Some other things to highlight about the Friends of Missisquoi: The Friends offer a store at the Refuge headquarters, but with Covid and subsequent lack of volunteer staffing at the refuge, it has been closed down other than when there has been an event onsite.
The Friends publish a quarterly newsletter highlighting what they have, what they are planning, and any Refuge information that is timely. Their Refuge Manager and Biologist always contribute a column also. All members of the Friends receive a newsletter.
The Friends have been hosting a Big Sit in October at the Stephen Young Marsh at the Refuge for a number of years now. Because they stay stationary on the marsh’s platform, it’s a chance for the public to connect with the Friends to find out what they are doing and maybe share a bit of avian and refuge knowledge. This year they tallied 41 different species in 12 hours in the marsh.

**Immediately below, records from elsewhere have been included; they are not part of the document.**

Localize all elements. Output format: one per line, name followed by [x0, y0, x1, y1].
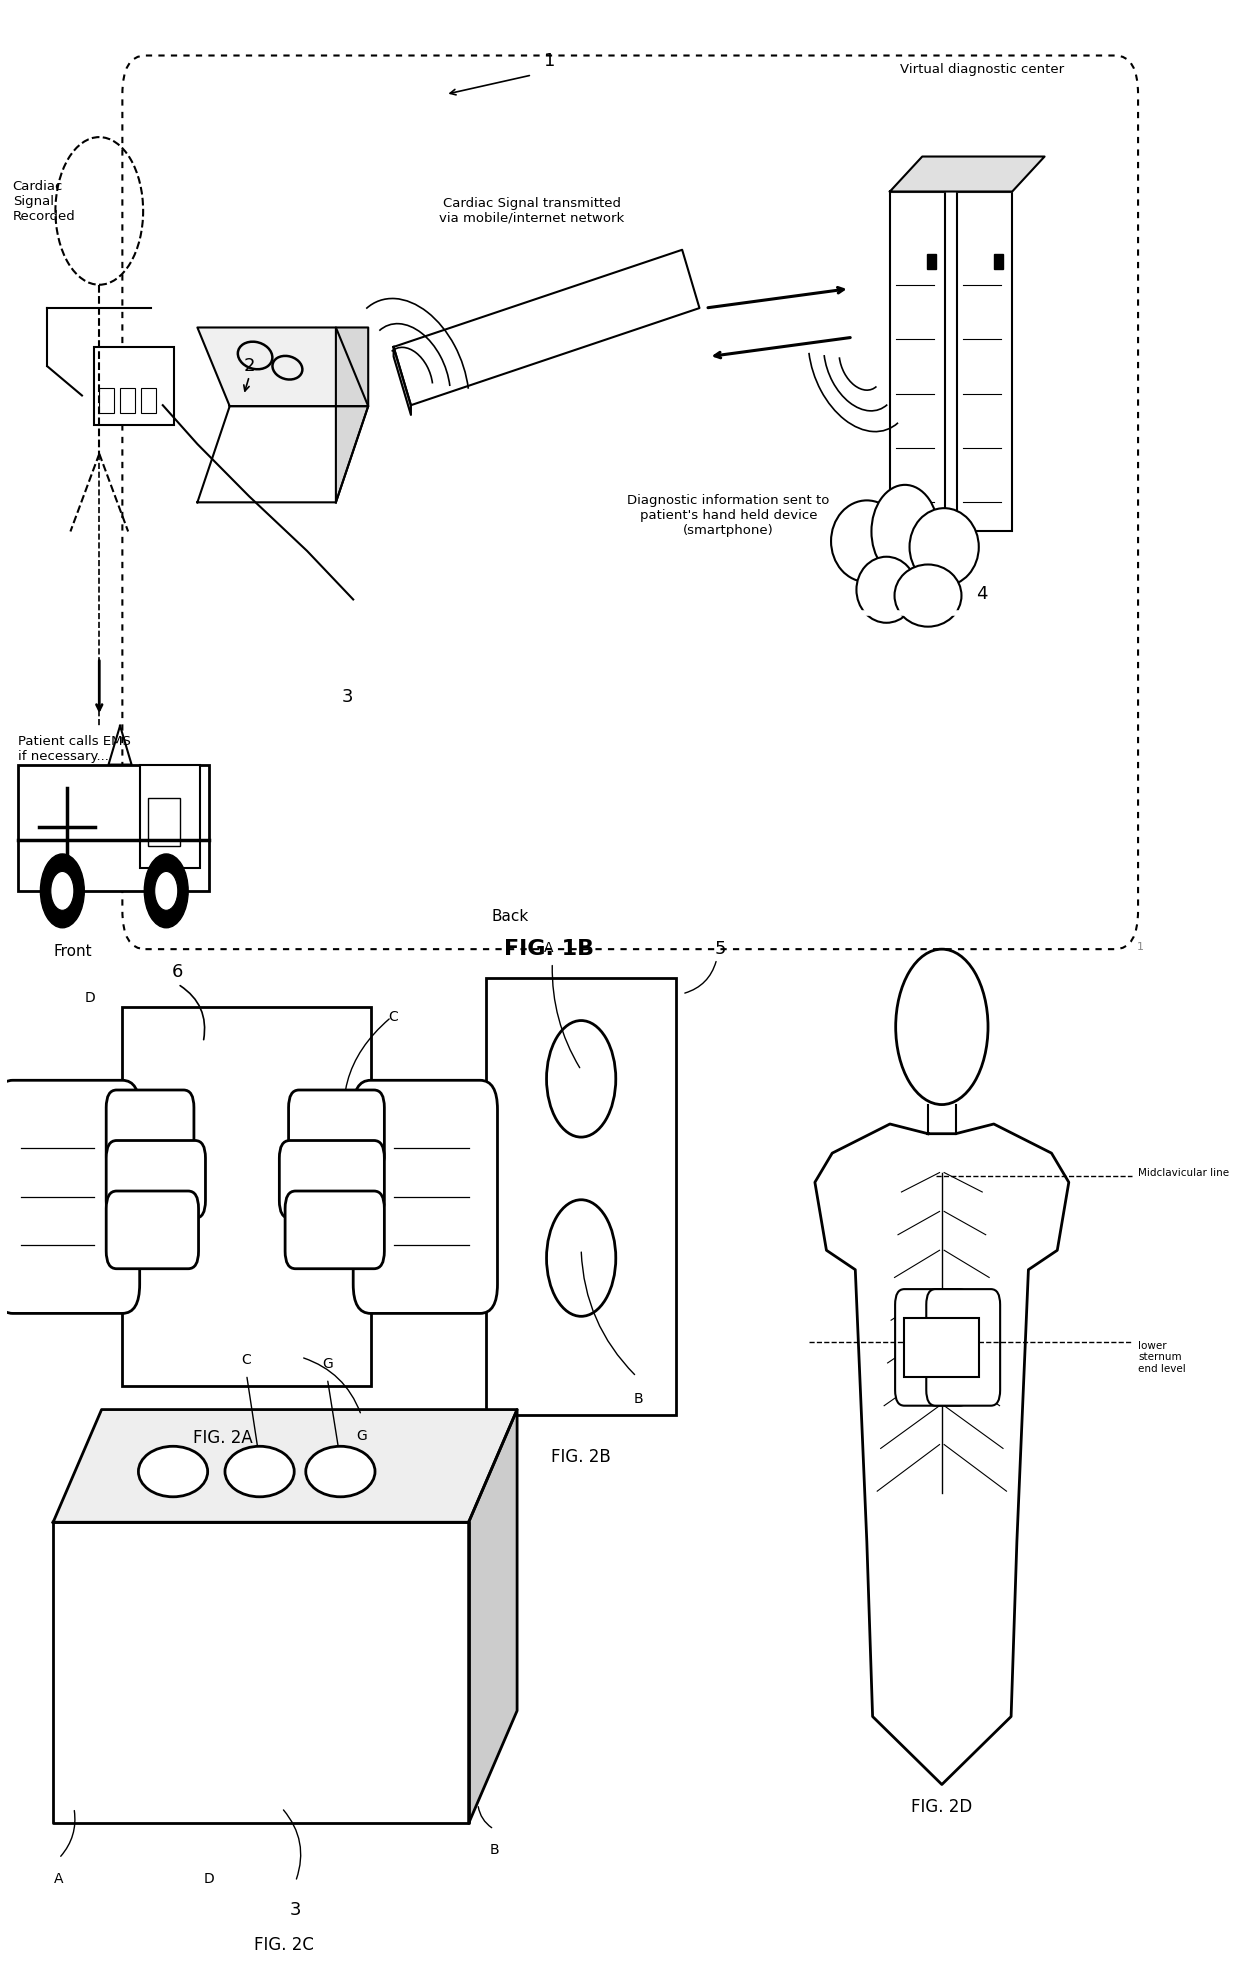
Text: B: B [490, 1842, 498, 1856]
Ellipse shape [139, 1446, 207, 1497]
Bar [141, 387, 156, 412]
Polygon shape [890, 157, 1044, 192]
Text: 3: 3 [290, 1901, 301, 1919]
Text: Cardiac
Signal
Recorded: Cardiac Signal Recorded [12, 181, 76, 222]
Text: A: A [55, 1872, 63, 1885]
FancyBboxPatch shape [289, 1090, 384, 1173]
Text: 4: 4 [976, 585, 988, 603]
Bar [148, 797, 180, 846]
Text: 5: 5 [714, 941, 725, 958]
Text: Midclavicular line: Midclavicular line [1138, 1167, 1229, 1178]
Polygon shape [336, 328, 368, 503]
Text: G: G [356, 1430, 367, 1444]
Bar [486, 978, 676, 1416]
Text: D: D [84, 990, 95, 1006]
FancyBboxPatch shape [279, 1141, 384, 1218]
FancyBboxPatch shape [107, 1090, 193, 1173]
Text: Diagnostic information sent to
patient's hand held device
(smartphone): Diagnostic information sent to patient's… [627, 495, 830, 538]
Text: 2: 2 [243, 357, 255, 375]
Bar [993, 253, 1003, 269]
Circle shape [547, 1021, 616, 1137]
Text: lower
sternum
end level: lower sternum end level [1138, 1341, 1185, 1373]
Text: 6: 6 [172, 964, 184, 982]
Bar [99, 387, 114, 412]
Bar [904, 1318, 980, 1377]
Text: A: A [544, 941, 553, 955]
Circle shape [155, 872, 177, 909]
Polygon shape [197, 328, 368, 407]
Text: B: B [634, 1392, 644, 1406]
FancyBboxPatch shape [285, 1190, 384, 1269]
Bar [890, 192, 945, 532]
Ellipse shape [831, 501, 903, 581]
Polygon shape [53, 1522, 469, 1823]
Polygon shape [393, 249, 699, 405]
Polygon shape [815, 1123, 1069, 1785]
Bar [19, 764, 208, 892]
Ellipse shape [224, 1446, 294, 1497]
Ellipse shape [909, 509, 978, 585]
Bar [926, 253, 936, 269]
FancyBboxPatch shape [895, 1288, 968, 1406]
FancyBboxPatch shape [926, 1288, 1001, 1406]
FancyBboxPatch shape [107, 1141, 206, 1218]
Text: G: G [322, 1357, 332, 1371]
Text: Back: Back [492, 909, 529, 923]
Text: FIG. 1B: FIG. 1B [505, 939, 594, 958]
Circle shape [144, 854, 188, 927]
Text: 1: 1 [1137, 943, 1143, 953]
Polygon shape [197, 407, 368, 503]
Text: Cardiac Signal transmitted
via mobile/internet network: Cardiac Signal transmitted via mobile/in… [439, 196, 625, 226]
FancyBboxPatch shape [0, 1080, 140, 1314]
Text: FIG. 2C: FIG. 2C [254, 1937, 314, 1954]
Text: D: D [203, 1872, 215, 1885]
Text: 3: 3 [342, 687, 353, 705]
Circle shape [895, 949, 988, 1104]
Bar [93, 348, 175, 424]
Circle shape [51, 872, 74, 909]
Circle shape [41, 854, 84, 927]
Text: C: C [242, 1353, 252, 1367]
Ellipse shape [306, 1446, 374, 1497]
Text: FIG. 2A: FIG. 2A [193, 1430, 253, 1447]
Bar [120, 387, 135, 412]
Text: Front: Front [53, 945, 92, 958]
Text: 1: 1 [543, 53, 556, 71]
Text: FIG. 2D: FIG. 2D [911, 1799, 972, 1817]
Bar [957, 192, 1012, 532]
Ellipse shape [857, 556, 916, 623]
FancyBboxPatch shape [107, 1190, 198, 1269]
Text: FIG. 2B: FIG. 2B [552, 1447, 611, 1467]
Text: Virtual diagnostic center: Virtual diagnostic center [900, 63, 1064, 75]
Polygon shape [53, 1410, 517, 1522]
FancyBboxPatch shape [353, 1080, 497, 1314]
Circle shape [547, 1200, 616, 1316]
Ellipse shape [894, 564, 961, 627]
Text: C: C [388, 1009, 398, 1023]
Bar [140, 764, 200, 868]
Polygon shape [469, 1410, 517, 1823]
Ellipse shape [872, 485, 939, 577]
Bar [123, 1008, 371, 1387]
Text: Patient calls EMS
if necessary...: Patient calls EMS if necessary... [19, 735, 131, 764]
Polygon shape [393, 348, 410, 414]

The Friends have been hosting “An Evening of Bird Tales” once a year in February. It started out as a live event where 4-5 people tell stories about birds. It could be any encounter or experience they’ve had with the avian world. Since Covid, it has turned into a virtual event, which has really widened the audience. In 2023, for the 7th annual Bird Tales, the Friends are partnering with the Vermont Center for Ecostudies and having biologists on their staff tell some of the stories of their encounters. It promises to be a win-win for both the Friends and VCE by bringing a new audience to both groups.
Because Bird Tales via Zoom has proved to be such a big hit, the Friends have been trying to host other online events throughout the winter months. This winter the focus is going to be on invasive species. They are planning a series of presentations from experts on the threats to the Refuge that are out there, what dangers they pose, and to teach visitors what to look out for.

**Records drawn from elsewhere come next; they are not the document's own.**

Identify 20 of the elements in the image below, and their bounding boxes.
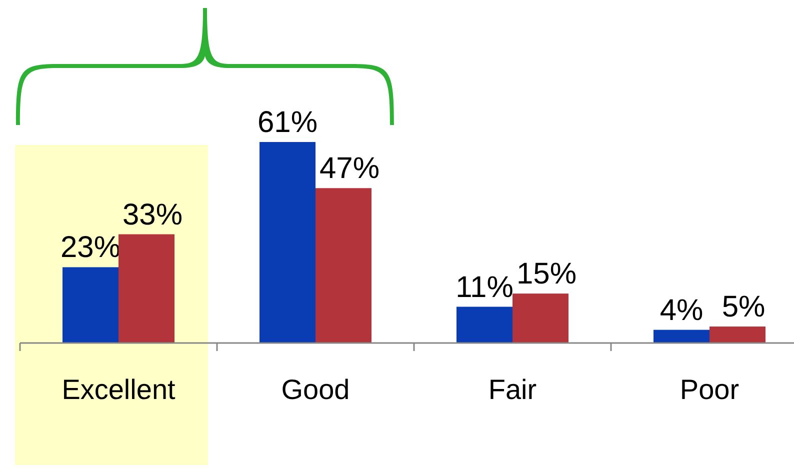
bar: [512, 294, 568, 343]
x-tick-label: Fair: [488, 374, 537, 405]
data-label: 11%: [456, 270, 514, 304]
data-label: 61%: [257, 106, 318, 139]
x-tick-label: Poor: [680, 374, 740, 405]
data-label: 47%: [319, 152, 380, 186]
bar: [316, 188, 372, 343]
bar: [118, 234, 174, 343]
data-label: 15%: [516, 258, 577, 291]
data-label: 5%: [722, 290, 766, 324]
x-tick-label: Excellent: [62, 374, 176, 405]
data-label: 4%: [660, 294, 704, 327]
data-label: 33%: [122, 198, 183, 232]
x-tick-label: Good: [281, 374, 350, 405]
bar: [62, 267, 118, 343]
bar: [260, 142, 316, 343]
data-label: 23%: [60, 231, 121, 264]
bar: [654, 330, 710, 343]
bar: [710, 326, 766, 343]
bar: [456, 306, 512, 343]
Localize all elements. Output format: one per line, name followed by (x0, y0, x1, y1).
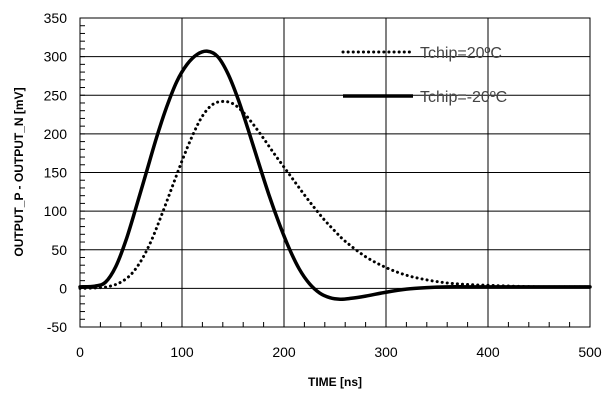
y-tick-label: 100 (44, 203, 68, 219)
y-tick-label: 250 (44, 87, 68, 103)
y-tick-label: 200 (44, 126, 68, 142)
x-tick-label: 300 (374, 344, 398, 360)
x-axis-title: TIME [ns] (308, 375, 362, 389)
legend-label-tchip-minus-20: Tchip=-20ºC (420, 89, 507, 106)
x-tick-label: 100 (170, 344, 194, 360)
tick-marks (79, 17, 591, 328)
y-tick-label: 350 (44, 10, 68, 26)
y-tick-label: 300 (44, 49, 68, 65)
tick-labels: 0 100 200 300 400 500 -50 0 50 100 150 200 250 300 350 (44, 10, 602, 360)
series-line-tchip-minus-20 (78, 49, 592, 301)
y-tick-label: 150 (44, 165, 68, 181)
legend-label-tchip-20: Tchip=20ºC (420, 45, 502, 62)
grid-lines (80, 18, 590, 327)
x-tick-label: 400 (476, 344, 500, 360)
y-axis-title: OUTPUT_P - OUTPUT_N [mV] (12, 87, 26, 256)
y-tick-label: 50 (51, 242, 67, 258)
x-tick-label: 500 (578, 344, 602, 360)
series-layer (78, 49, 592, 301)
x-tick-label: 0 (76, 344, 84, 360)
y-tick-label: 0 (59, 280, 67, 296)
x-tick-label: 200 (272, 344, 296, 360)
series-line-tchip-20 (78, 99, 592, 290)
legend: Tchip=20ºC Tchip=-20ºC (341, 45, 507, 106)
y-tick-label: -50 (47, 319, 67, 335)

In the spring of 2022 the Friends of Missisquoi NWR applied for and were awarded the National Wildlife Refuge Association’s O’Brien Prize. Julie wrote: We have developed a land acknowledgement recognizing the Abenaki culture that called the lands and waters home before the creation of the Refuge and have began working with the Abenaki Nation of Missisquoi on ways to bring awareness to their existence. As stated in our acknowledgement, “We, the Friends of Missisquoi National Wildlife Refuge, honor the Indigenous heritage of the region and welcome the opportunity to assist the Abenaki Nation of Missisquoi in maintaining their close connection with their ancestral lands. Through education and partnership, we will work to bring awareness to their culture and existence. We invite our visitors to share in honoring this vision by engaging in mindfulness while enjoying the Refuge lands and waters and by holding the space with care and appreciation.”